Will it happen? Definitely a possibility.
Will it stop the Super League? It might even be part of the Super League plan!
2. National associations, UEFA and FIFA prevent international participation
The Football Association has been the bedrock of the English game for a century and a half - but it really isn't a big player in this whole saga. It does have an ace card, though.
As many players have noted in recent days, kids grow up dreaming of playing in World Cups and European Cups - not the Super League. So what happens if the FA decides to ban Super League stars for playing for England? Is it really worth it?
UEFA and FIFA have already made clear their position: they intend to stop Super League players competing in the European Championships and World Cup.
There are rumours that international tournaments could be set up by the Super League. But still, that could be years away - it's not worth a player missing their peak for this, surely...
Will it happen? Legal wranglings could see this one decided in court – but we currently expect to see a full roster at Euro 2020.
Would it stop the Super League? Why would it? Unless...
3. The people at the heart of the sport go on strike
...which brings us onto the people who make this whole thing happen. The players and managers. Many have already spoken out about this and Liverpool skipper Jordan Henderson is chairing an emergency meeting today between Premier League captains.
If the players decide that they aren't going to play in the Super League, the whole thing collapses like a house of cards. It would take a lot of mobilising, though; players deciding to boycott this tournament would be unprecedented.
What would be the trigger for this? Well, for one, many standard Premier League contracts have clauses that mean clubs can't prevent the players from representing their countries.
The other reason is less romantic, but still pretty important. The Financial Times reports that leaked documents show the Super League's plans to revolutionise the way football's finances operate – including player wage caps.
Think it wouldn't happen? A player strike in 1961 is what got rid of the wage cap in the first place (£20, if you were wondering).
Will it happen? Probably not. The French aren't involved, after all.
Would it stop the Super League? This would surely be a problem they could solve by chucking money at it.
4. Fan power prevails
If the fans don't watch the Super League, who is it for, exactly?
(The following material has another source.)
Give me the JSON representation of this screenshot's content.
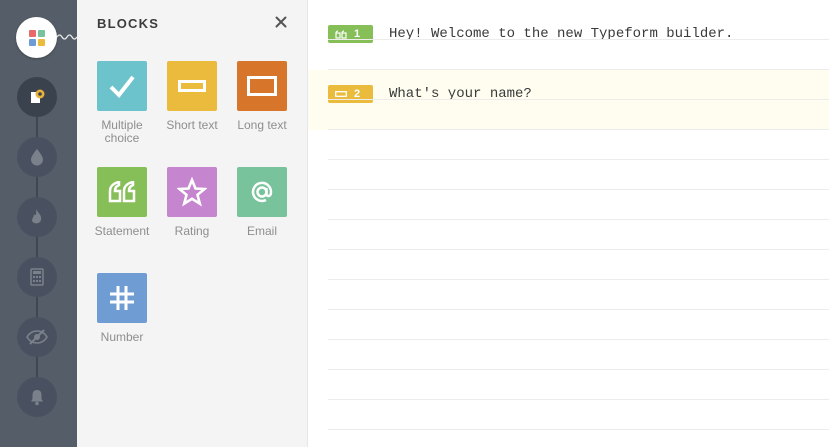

There has been an overwhelmingly negative reaction to these plans, with fans protesting the Super League outside stadiums and fans groups speaking out in opposition. Usually, such fan groups are listened to by clubs - to a degree - but none have been so far over this issue.
There is a slither of hope that the Super League simply backs down in the face of such an ugly PR battle - but the longer this drags on, the longer it seems that won't happen. Such disgust from fans was due to be expected - but how much can the disloyal dozen take from their own supporters? How much hate will break a brand's back? And can they ever return to the relationship they had with their "consumers" after this?
Will it happen? Oh, you betcha. It's already begun, and it won't die down anytime soon.
Would it stop the Super League? Fanbases alone might not have the power, but the pressure it creates may embolden others to act.
5. Broadcasters aren't interested in showing it
This one seems hard to believe, right? The biggest clubs in the world playing each other on a weekly basis seems like a helluva starting point for a successful subscription model.
But in the UK, at least, things don't look so rosy right now. Broadcasters are both angry that the competitions they have spent a lot of money on multi-year rights deals for have been devalued overnight and clearly spooked by the level of opposition from fans (er, see above).
While no one has ruled out showing it yet, BT Sport, Amazon Prime and Sky Sports have all issued statements outlining their scepticism, while the latter's pundits have been leading voices in the pushback. Gary Lineker, the most high-profile and well-paid football pundit in Britain, has said he won't work on Super League coverage.
Will it happen? Someone, somewhere will put up the bucks to show this – or the Super League will introduce its own subscription service.
Would it stop the Super League? It could seriously hamper domestic interest in the league – relative newcomers BT Sport have struggled to rival Sky Sports here, despite exclusive Champions League rights, and recent BBC matches have shown the appetite for free-to-air football. But US and east Asian markets could be more valuable.
6. Governments intervene
UK prime minister Boris Johnson has promised a "legislative bomb" to put a halt to the Super League, while the Labour opposition has pledged not to slow down any efforts to bring in new laws.
While the government says "nothing is off the table", that means specifics are harder to come by. Options floated so far include withdrawing the powers of clubs to sponsor work visas (essentially curbing the ability to sign foreign players), withdrawing funding for policing of Super League matches and referring the league to the competition authorities, due to the 'closed shop' nature.
The government has also announced a wider review into the structure of football governance, though Labour has warned this shouldn't be a reason to prevent more immediate action.
Will it happen? Some form of government action is almost certain – though it doesn't seem certain itself what form that will take.
Will it stop the Super League? Halting visas seems like the kind of move that would end up in court, while effectively blocking games on English soil will accelerate the inevitable move to host some games abroad.